The Australian Communications Consumer Action Network (ACCAN) will tomorrow appear before the Productivity Commission at a public hearing in Sydney to voice concerns about its Draft Inquiry Report on the Universal Service Obligation (USO).
The USO underpins consumers’ access to phone services, including payphones. While many may have never heard about the USO, it is an important obligation that aims to ensure voice services are available and accessible to all Australians.
“Unfortunately, the USO is stuck in the past and is not relevant for all the services that consumers need these days, including broadband – something which we are thankful the Productivity Commission has recognised,” said ACCAN CEO, Teresa Corbin. “However, the direction that the Commission is advising may put some consumers at risk of a reduced service level, and being isolated from society and the community.”
Phone and internet are essential services which should be available to all consumers. The mechanism to deliver these services needs to be reformed to ensure that it is independently accountable and transparent. Many consumer rights and protections hang off of the USO, so it is vital that the frame work which establishes the baseline services is solid.
Tomorrow ACCAN will raise concerns with the Productivity Commission, about the delivery of voice services over the nbn Sky Muster satellites, echoing concerns from regional, rural and remote consumers and groups. Late last year, ACCAN joined with a group of like-minded organisations to form the Regional, Rural and Remote Communications Coalition to highlight issues specific to communications in non-metro Australia.

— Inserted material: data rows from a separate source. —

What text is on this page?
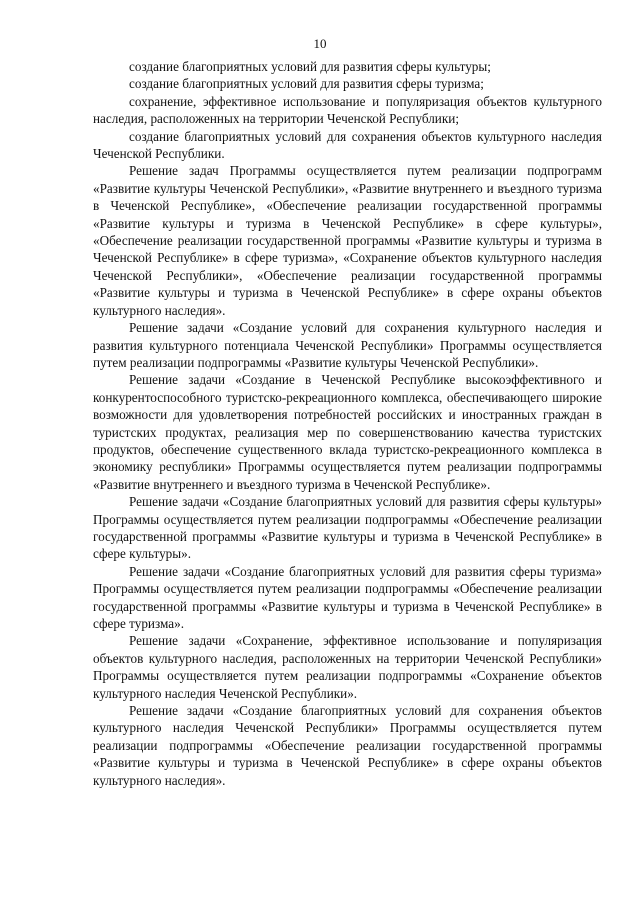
10

создание благоприятных условий для развития сферы культуры;

создание благоприятных условий для развития сферы туризма;

сохранение, эффективное использование и популяризация объектов культурного наследия, расположенных на территории Чеченской Республики;

создание благоприятных условий для сохранения объектов культурного наследия Чеченской Республики.

Решение задач Программы осуществляется путем реализации подпрограмм «Развитие культуры Чеченской Республики», «Развитие внутреннего и въездного туризма в Чеченской Республике», «Обеспечение реализации государственной программы «Развитие культуры и туризма в Чеченской Республике» в сфере культуры», «Обеспечение реализации государственной программы «Развитие культуры и туризма в Чеченской Республике» в сфере туризма», «Сохранение объектов культурного наследия Чеченской Республики», «Обеспечение реализации государственной программы «Развитие культуры и туризма в Чеченской Республике» в сфере охраны объектов культурного наследия».

Решение задачи «Создание условий для сохранения культурного наследия и развития культурного потенциала Чеченской Республики» Программы осуществляется путем реализации подпрограммы «Развитие культуры Чеченской Республики».

Решение задачи «Создание в Чеченской Республике высокоэффективного и конкурентоспособного туристско-рекреационного комплекса, обеспечивающего широкие возможности для удовлетворения потребностей российских и иностранных граждан в туристских продуктах, реализация мер по совершенствованию качества туристских продуктов, обеспечение существенного вклада туристско-рекреационного комплекса в экономику республики» Программы осуществляется путем реализации подпрограммы «Развитие внутреннего и въездного туризма в Чеченской Республике».

Решение задачи «Создание благоприятных условий для развития сферы культуры» Программы осуществляется путем реализации подпрограммы «Обеспечение реализации государственной программы «Развитие культуры и туризма в Чеченской Республике» в сфере культуры».

Решение задачи «Создание благоприятных условий для развития сферы туризма» Программы осуществляется путем реализации подпрограммы «Обеспечение реализации государственной программы «Развитие культуры и туризма в Чеченской Республике» в сфере туризма».

Решение задачи «Сохранение, эффективное использование и популяризация объектов культурного наследия, расположенных на территории Чеченской Республики» Программы осуществляется путем реализации подпрограммы «Сохранение объектов культурного наследия Чеченской Республики».

Решение задачи «Создание благоприятных условий для сохранения объектов культурного наследия Чеченской Республики» Программы осуществляется путем реализации подпрограммы «Обеспечение реализации государственной программы «Развитие культуры и туризма в Чеченской Республике» в сфере охраны объектов культурного наследия».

“Consumers should continue to have access to voice services without any degradation in the level of service,” added Ms Corbin. “It is not satisfactory that consumers should be put at risk in such a way by removing or lowering the quality of an essential service. Fixed-line voice services are vital for some consumers, particularly older people and regional, rural and remote consumers. These services are especially important in areas where mobile coverage is inadequate.
“ACCAN supports the recommendations in the Draft Report that broadband should be included as a baseline service, but we think it could go further to ensure that the new regime is adaptable and appropriate in future years.”
Furthermore, ACCAN will be recommending that no consumer protections and obligations are removed from the USO until adequate alternatives are put in place.
ACCAN’s submission to the Inquiry outlines a number of recommendations on the Commission’s Draft Report, including:
- The need for an overarching transparent, accountable and enforceable right to ensure that consumers can access communication services and seek redress if necessary.
- To set out the parameters of a baseline broadband and voice service that is capable of 25Mbps download speeds and proportional upload speeds to all Australians.
- Further analysis on affordability of services and a review of the Centrelink Telephone Allowance and the need for a flexible community program.